Method: This paper proposes a novel analytical framework integrating empirical game modeling with α-Rank evolutionary ranking. It applies α-Rank systematically to empirical games derived from dynamic interactions, leveraging long-term evolutionary dynamics to jointly assess robustness and payoff equilibrium of joint strategies. The approach combines DQN-based policy training with stochastic graph coloring—a collaborative, interpretable simulation environment—to enable transparent, high-order stability quantification.

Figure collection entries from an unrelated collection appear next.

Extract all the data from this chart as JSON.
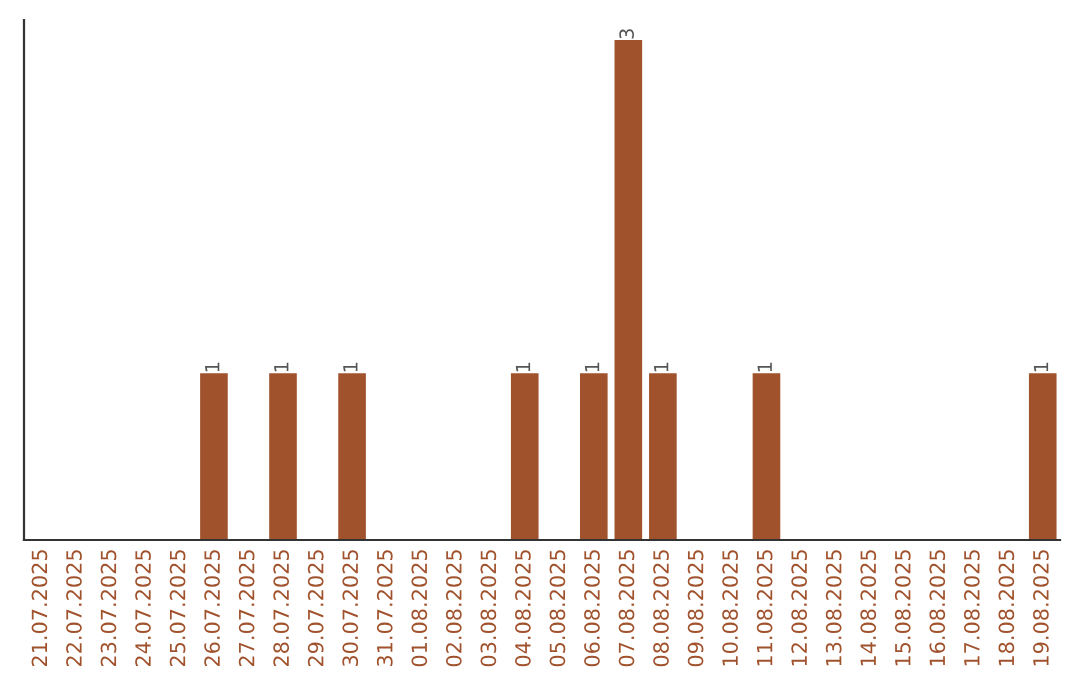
{
  "chart_data": {
    "type": "bar",
    "categories": [
      "21.07.2025",
      "22.07.2025",
      "23.07.2025",
      "24.07.2025",
      "25.07.2025",
      "26.07.2025",
      "27.07.2025",
      "28.07.2025",
      "29.07.2025",
      "30.07.2025",
      "31.07.2025",
      "01.08.2025",
      "02.08.2025",
      "03.08.2025",
      "04.08.2025",
      "05.08.2025",
      "06.08.2025",
      "07.08.2025",
      "08.08.2025",
      "09.08.2025",
      "10.08.2025",
      "11.08.2025",
      "12.08.2025",
      "13.08.2025",
      "14.08.2025",
      "15.08.2025",
      "16.08.2025",
      "17.08.2025",
      "18.08.2025",
      "19.08.2025"
    ],
    "values": [
      0,
      0,
      0,
      0,
      0,
      1,
      0,
      1,
      0,
      1,
      0,
      0,
      0,
      0,
      1,
      0,
      1,
      3,
      1,
      0,
      0,
      1,
      0,
      0,
      0,
      0,
      0,
      0,
      0,
      1
    ],
    "value_labels": [
      null,
      null,
      null,
      null,
      null,
      "1",
      null,
      "1",
      null,
      "1",
      null,
      null,
      null,
      null,
      "1",
      null,
      "1",
      "3",
      "1",
      null,
      null,
      "1",
      null,
      null,
      null,
      null,
      null,
      null,
      null,
      "1"
    ],
    "color": "#a0522d",
    "tick_labels": "x",
    "grid": false,
    "legend": false
  }
}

Contribution/Results: The framework achieves principled, scalable joint-strategy evaluation by balancing stability and evolutionary advantage. Experiments demonstrate its effectiveness in identifying joint strategies that exhibit both long-term stability and superior evolutionary fitness in complex, dynamic multi-agent settings, while maintaining computational tractability and interpretability.
📝 Abstract
Game-theoretic solution concepts, such as the Nash equilibrium, have been key to finding stable joint actions in multi-player games. However, it has been shown that the dynamics of agents' interactions, even in simple two-player games with few strategies, are incapable of reaching Nash equilibria, exhibiting complex and unpredictable behavior. Instead, evolutionary approaches can describe the long-term persistence of strategies and filter out transient ones, accounting for the long-term dynamics of agents' interactions. Our goal is to identify agents' joint strategies that result in stable behavior, being resistant to changes, while also accounting for agents' payoffs, in dynamic games. Towards this goal, and building on previous results, this paper proposes transforming dynamic games into their empirical forms by considering agents' strategies instead of agents' actions, and applying the evolutionary methodology $alpha$-Rank to evaluate and rank strategy profiles according to their long-term dynamics. This methodology not only allows us to identify joint strategies that are strong through agents' long-term interactions, but also provides a descriptive, transparent framework regarding the high ranking of these strategies. Experiments report on agents that aim to collaboratively solve a stochastic version of the graph coloring problem. We consider different styles of play as strategies to define the empirical game, and train policies realizing these strategies, using the DQN algorithm. Then we run simulations to generate the payoff matrix required by $alpha$-Rank to rank joint strategies.